Since then, they've distributed roses and stressballs to strangers, and they're currently planning their next event, to spread a little Diwali cheer, at a camp housing 2,000 labourers. The group will be doing so by collaborating with Amled School, which will be distributing sweet boxes to the labourers, and Mohsin Events, which has generously offered to light up the labour camp at a discount. Gifts and games will also be organised.
"I have an uncle who used to stay in a labour accommodation, and I used to see how people there lived. Luckily for him, my family was based in Dubai, and we could always come and help.
But those who don't have support, can't go anywhere because it's too expensive! A lot of labour camps are also located in places a bit harder to reach. I knew that having lights and decorations on Diwali will make a big difference to
The event is to be held on October 30, and Rohit has no idea what the reaction will be like. But, we think it's safe to assume it'll be good.

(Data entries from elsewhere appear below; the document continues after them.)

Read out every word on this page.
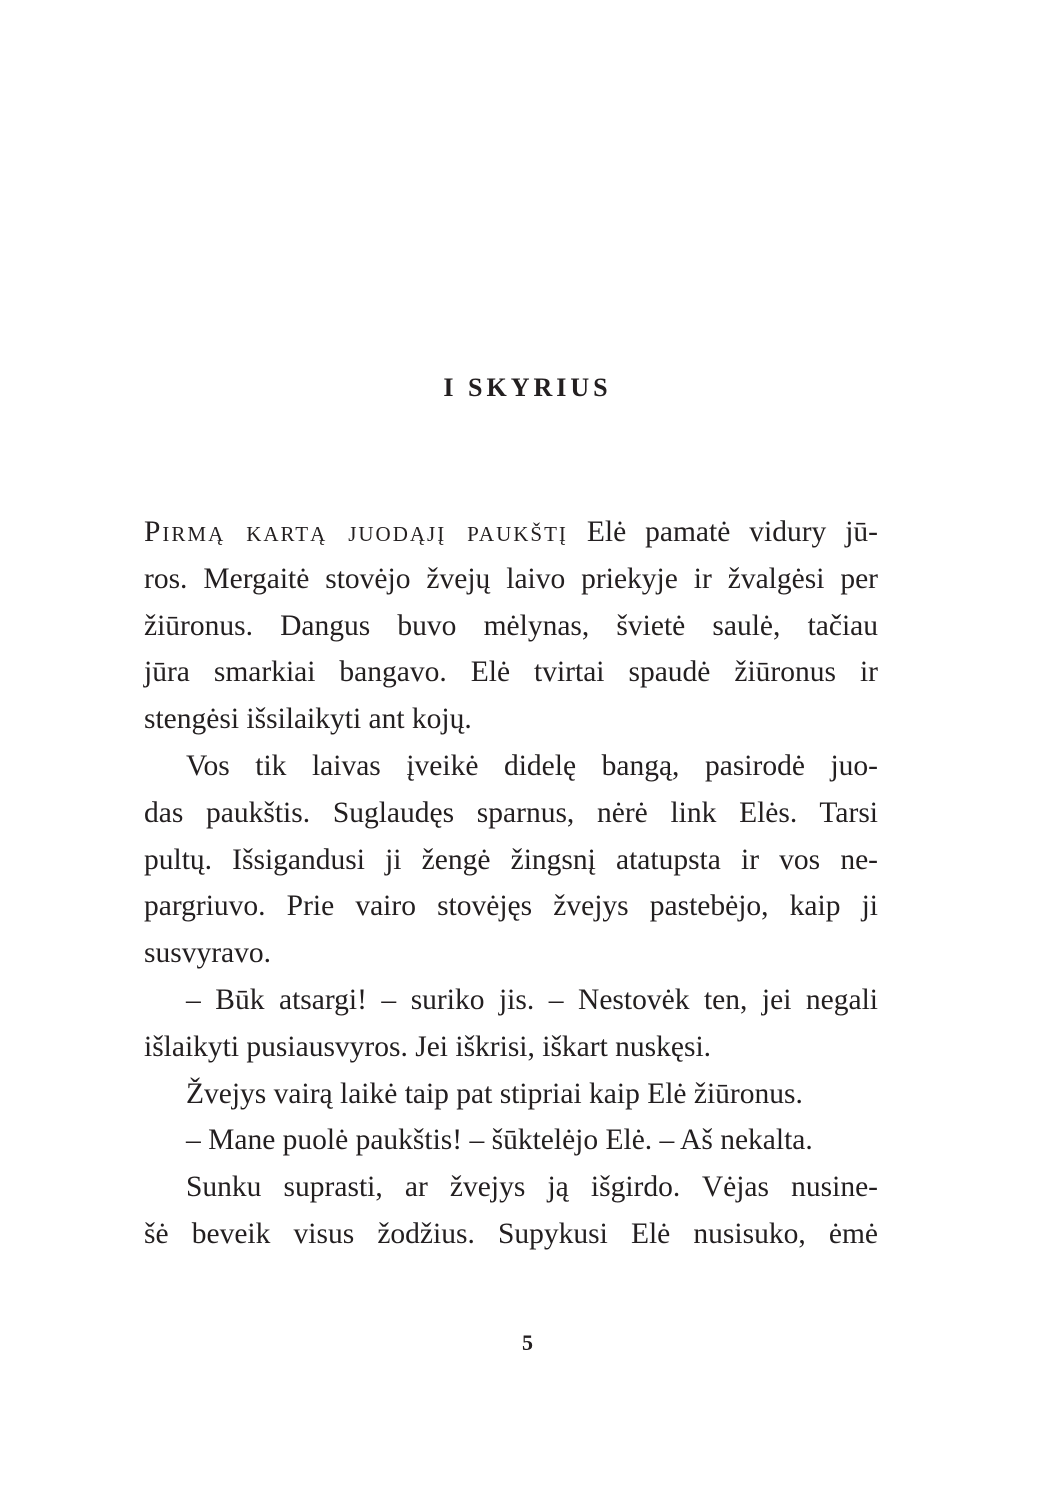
I SKYRIUS
Pirmą kartą juodąjį paukštį Elė pamatė vidury jū-
ros. Mergaitė stovėjo žvejų laivo priekyje ir žvalgėsi per
žiūronus. Dangus buvo mėlynas, švietė saulė, tačiau
jūra smarkiai bangavo. Elė tvirtai spaudė žiūronus ir
stengėsi išsilaikyti ant kojų.
Vos tik laivas įveikė didelę bangą, pasirodė juo-
das paukštis. Suglaudęs sparnus, nėrė link Elės. Tarsi
pultų. Išsigandusi ji žengė žingsnį atatupsta ir vos ne-
pargriuvo. Prie vairo stovėjęs žvejys pastebėjo, kaip ji
susvyravo.
– Būk atsargi! – suriko jis. – Nestovėk ten, jei negali
išlaikyti pusiausvyros. Jei iškrisi, iškart nuskęsi.
Žvejys vairą laikė taip pat stipriai kaip Elė žiūronus.
– Mane puolė paukštis! – šūktelėjo Elė. – Aš nekalta.
Sunku suprasti, ar žvejys ją išgirdo. Vėjas nusine-
šė beveik visus žodžius. Supykusi Elė nusisuko, ėmė
5
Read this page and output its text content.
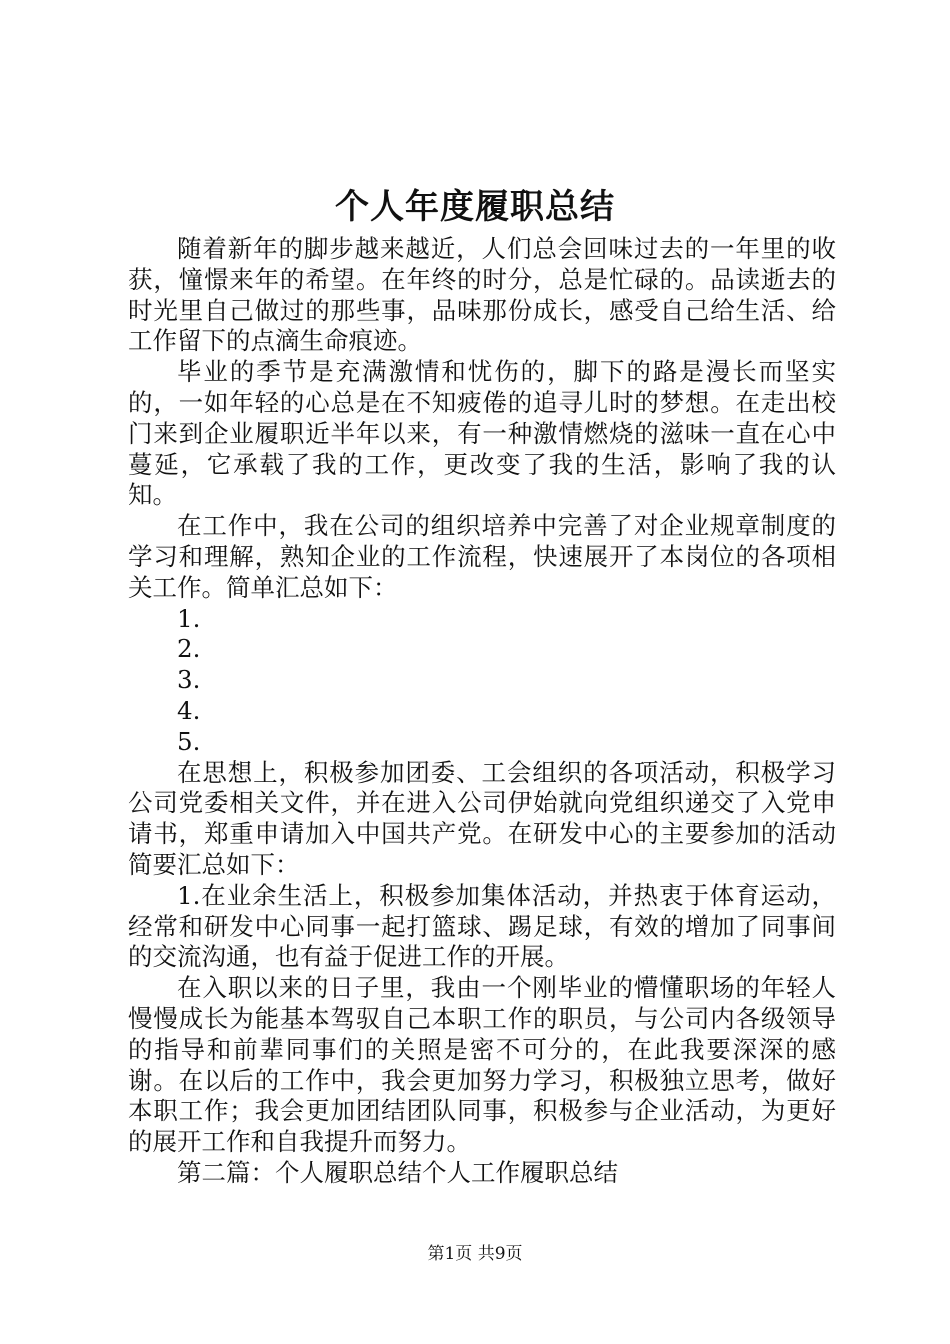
个人年度履职总结

随着新年的脚步越来越近，人们总会回味过去的一年里的收获，憧憬来年的希望。在年终的时分，总是忙碌的。品读逝去的时光里自己做过的那些事，品味那份成长，感受自己给生活、给工作留下的点滴生命痕迹。

毕业的季节是充满激情和忧伤的，脚下的路是漫长而坚实的，一如年轻的心总是在不知疲倦的追寻儿时的梦想。在走出校门来到企业履职近半年以来，有一种激情燃烧的滋味一直在心中蔓延，它承载了我的工作，更改变了我的生活，影响了我的认知。

在工作中，我在公司的组织培养中完善了对企业规章制度的学习和理解，熟知企业的工作流程，快速展开了本岗位的各项相关工作。简单汇总如下：

1.

2.

3.

4.

5.

在思想上，积极参加团委、工会组织的各项活动，积极学习公司党委相关文件，并在进入公司伊始就向党组织递交了入党申请书，郑重申请加入中国共产党。在研发中心的主要参加的活动简要汇总如下：

1.在业余生活上，积极参加集体活动，并热衷于体育运动，经常和研发中心同事一起打篮球、踢足球，有效的增加了同事间的交流沟通，也有益于促进工作的开展。

在入职以来的日子里，我由一个刚毕业的懵懂职场的年轻人慢慢成长为能基本驾驭自己本职工作的职员，与公司内各级领导的指导和前辈同事们的关照是密不可分的，在此我要深深的感谢。在以后的工作中，我会更加努力学习，积极独立思考，做好本职工作；我会更加团结团队同事，积极参与企业活动，为更好的展开工作和自我提升而努力。

第二篇：个人履职总结个人工作履职总结

第1页 共9页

"To be honest, certain reactions honestly cannot be portrayed in words. We're trying to make this as special as we can, and I know they will be happy with what we are trying to do"

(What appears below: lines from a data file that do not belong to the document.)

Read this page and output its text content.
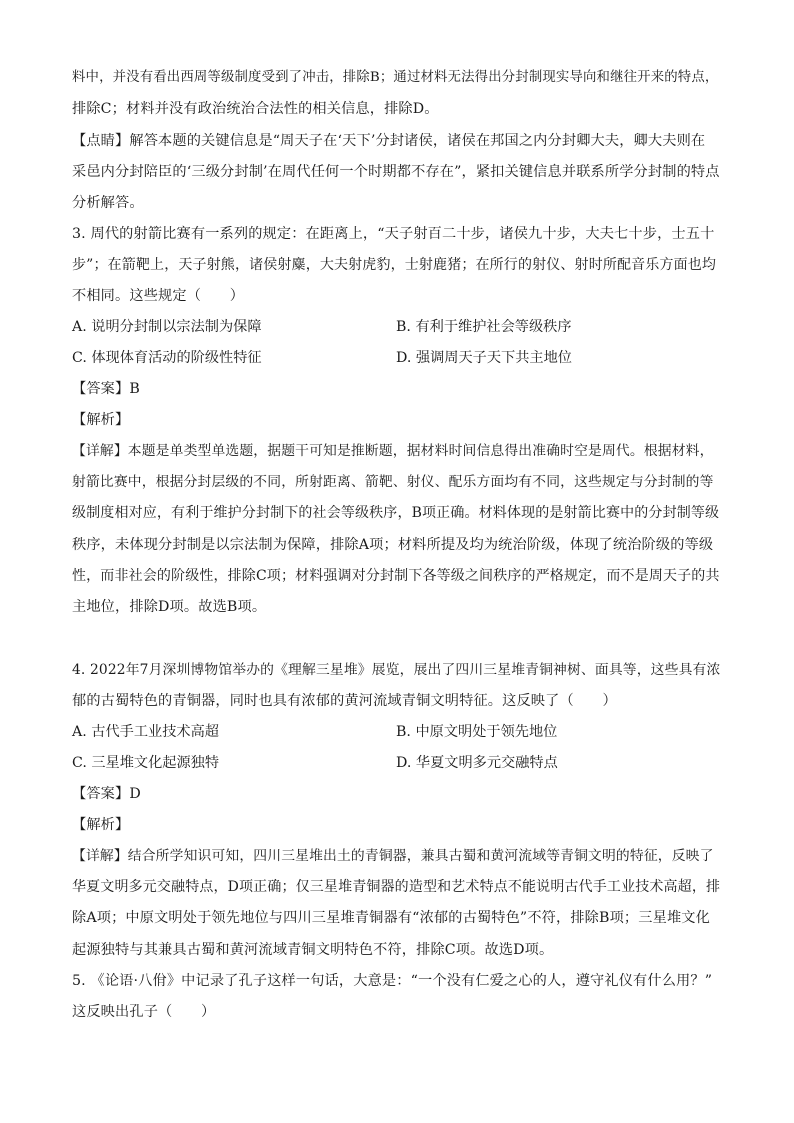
料中，并没有看出西周等级制度受到了冲击，排除B；通过材料无法得出分封制现实导向和继往开来的特点，
排除C；材料并没有政治统治合法性的相关信息，排除D。
【点睛】解答本题的关键信息是“周天子在‘天下’分封诸侯，诸侯在邦国之内分封卿大夫，卿大夫则在
采邑内分封陪臣的‘三级分封制’在周代任何一个时期都不存在”，紧扣关键信息并联系所学分封制的特点
分析解答。
3. 周代的射箭比赛有一系列的规定：在距离上，“天子射百二十步，诸侯九十步，大夫七十步，士五十
步”；在箭靶上，天子射熊，诸侯射麋，大夫射虎豹，士射鹿猪；在所行的射仪、射时所配音乐方面也均
不相同。这些规定（　　）
A. 说明分封制以宗法制为保障	B. 有利于维护社会等级秩序
C. 体现体育活动的阶级性特征	D. 强调周天子天下共主地位
【答案】B
【解析】
【详解】本题是单类型单选题，据题干可知是推断题，据材料时间信息得出准确时空是周代。根据材料，
射箭比赛中，根据分封层级的不同，所射距离、箭靶、射仪、配乐方面均有不同，这些规定与分封制的等
级制度相对应，有利于维护分封制下的社会等级秩序，B项正确。材料体现的是射箭比赛中的分封制等级
秩序，未体现分封制是以宗法制为保障，排除A项；材料所提及均为统治阶级，体现了统治阶级的等级
性，而非社会的阶级性，排除C项；材料强调对分封制下各等级之间秩序的严格规定，而不是周天子的共
主地位，排除D项。故选B项。
4. 2022年7月深圳博物馆举办的《理解三星堆》展览，展出了四川三星堆青铜神树、面具等，这些具有浓
郁的古蜀特色的青铜器，同时也具有浓郁的黄河流域青铜文明特征。这反映了（　　）
A. 古代手工业技术高超	B. 中原文明处于领先地位
C. 三星堆文化起源独特	D. 华夏文明多元交融特点
【答案】D
【解析】
【详解】结合所学知识可知，四川三星堆出土的青铜器，兼具古蜀和黄河流域等青铜文明的特征，反映了
华夏文明多元交融特点，D项正确；仅三星堆青铜器的造型和艺术特点不能说明古代手工业技术高超，排
除A项；中原文明处于领先地位与四川三星堆青铜器有“浓郁的古蜀特色”不符，排除B项；三星堆文化
起源独特与其兼具古蜀和黄河流域青铜文明特色不符，排除C项。故选D项。
5. 《论语·八佾》中记录了孔子这样一句话，大意是：“一个没有仁爱之心的人，遵守礼仪有什么用？”
这反映出孔子（　　）
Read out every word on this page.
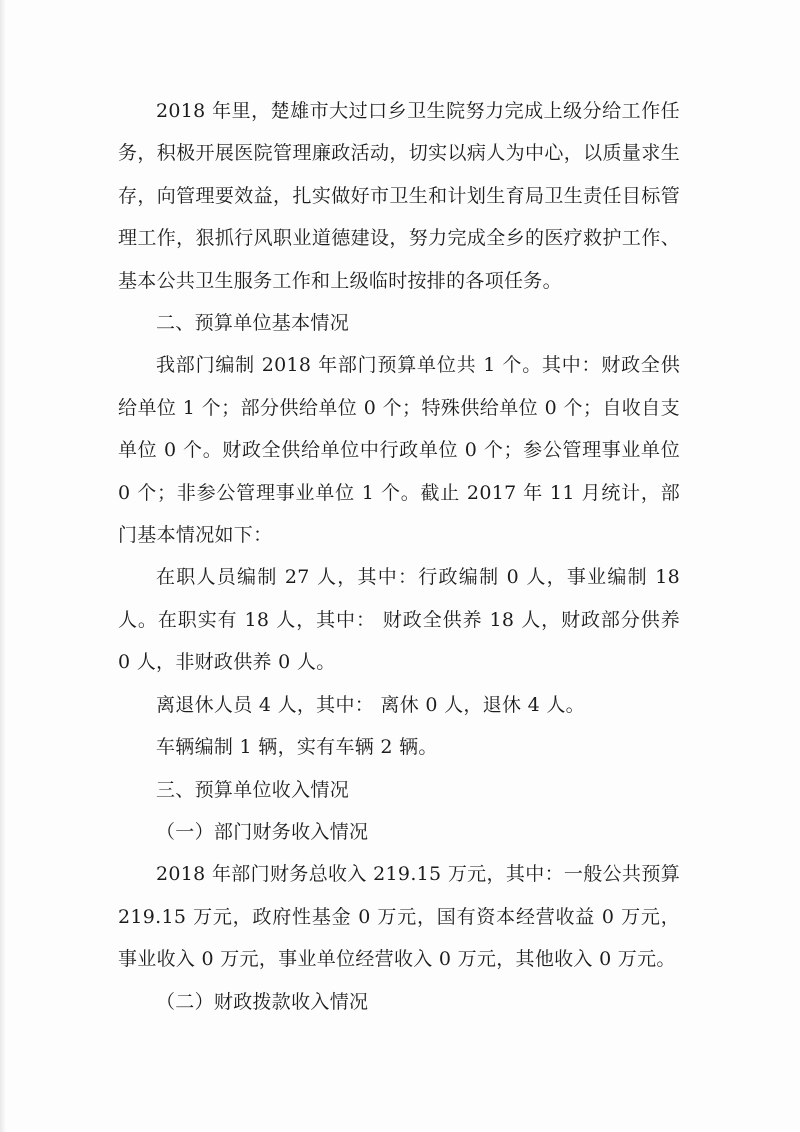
2018 年里，楚雄市大过口乡卫生院努力完成上级分给工作任务，积极开展医院管理廉政活动，切实以病人为中心，以质量求生存，向管理要效益，扎实做好市卫生和计划生育局卫生责任目标管理工作，狠抓行风职业道德建设，努力完成全乡的医疗救护工作、基本公共卫生服务工作和上级临时按排的各项任务。

二、预算单位基本情况

我部门编制 2018 年部门预算单位共 1 个。其中：财政全供给单位 1 个；部分供给单位 0 个；特殊供给单位 0 个；自收自支单位 0 个。财政全供给单位中行政单位 0 个；参公管理事业单位 0 个；非参公管理事业单位 1 个。截止 2017 年 11 月统计，部门基本情况如下：

在职人员编制 27 人，其中：行政编制 0 人，事业编制 18 人。在职实有 18 人，其中： 财政全供养 18 人，财政部分供养 0 人，非财政供养 0 人。

离退休人员 4 人，其中： 离休 0 人，退休 4 人。

车辆编制 1 辆，实有车辆 2 辆。

三、预算单位收入情况

（一）部门财务收入情况

2018 年部门财务总收入 219.15 万元，其中：一般公共预算 219.15 万元，政府性基金 0 万元，国有资本经营收益 0 万元，事业收入 0 万元，事业单位经营收入 0 万元，其他收入 0 万元。

（二）财政拨款收入情况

Those who wish to know more about the project can check out www.pinkmangoproject.com
- The Goodwill Tribe
(Sonia Parekh and Chandni Sawlani pose during their event, held on October 21)
Gifts are an essential part of Diwali - or any festival for that matter. And as great as it is to receive them from friends and family, there's something unique about receiving them from strangers. Which is exactly the thought behind The Goodwill Tribe's latest event.
Founded by Dubai-based Chandni Sawlani and Sonia Parekh, The Goodwill Tribe was started to 'foster deep human connections through small acts of
kindness', as Sonia explains. Since
their inception in 2013, these little acts of kindness have spread, and now The Goodwill Tribe holds regular events in different parts of the world - from Sydney in Australia to Pune in India. But their goal is always the same.
"We want people to learn to let go of their inhibitions and trust strangers," explains Sonia. "Kindness is such a simple concept, and we want to create a space where people can just be trusting of each other - beyond race and culture."
Over the last three years, The Goodwill Tribe has run a series of small, but impactful, events, and the ones that have truly resonated with audiences have been turned into projects. One of their most successful to date is their Gift of Giving project, held annually. The idea is simple - through word of mouth, volunteers and social media, people around the UAE are asked to donate anything lying around the house that is in good condition. The team then wraps donations up, puts inspiring messages in them, and simply gives them to anyone and everyone who walks by, in an effort to brighten up their day. This year, their event was held on October 21 at the Dubai Flea Market - right in time for Diwali.
"Everyone loves gifts," says Sonia. "And we always do this right around the gifting season because that's when everyone is in the mood to give and spread joy. Which is why we thought the timing - onset of Diwali - is perfect."
And the reaction was rather phenomenal. For Sonia, the most amazing thing was that almost every person who stopped by the stall immediately understood what they were trying to do, and was touched.
"People's eyes would just light up," she adds. "It was beautiful. The energy is immediately uplifted. In other stalls, people were bargaining, but over here they were usually taken aback, in a good way. That was our intention - to make them happy!"
The team took it one step further by setting up a giant noticeboard where members could write about the things that made them happy; some residents refused any of the gifts, but wanted to be a part of the board, anyway.
"We wanted the Gift of Giving project to start a conversation with people coming to the stall," says Sonia. "We wanted them to pause and really understand generosity. Understand joy."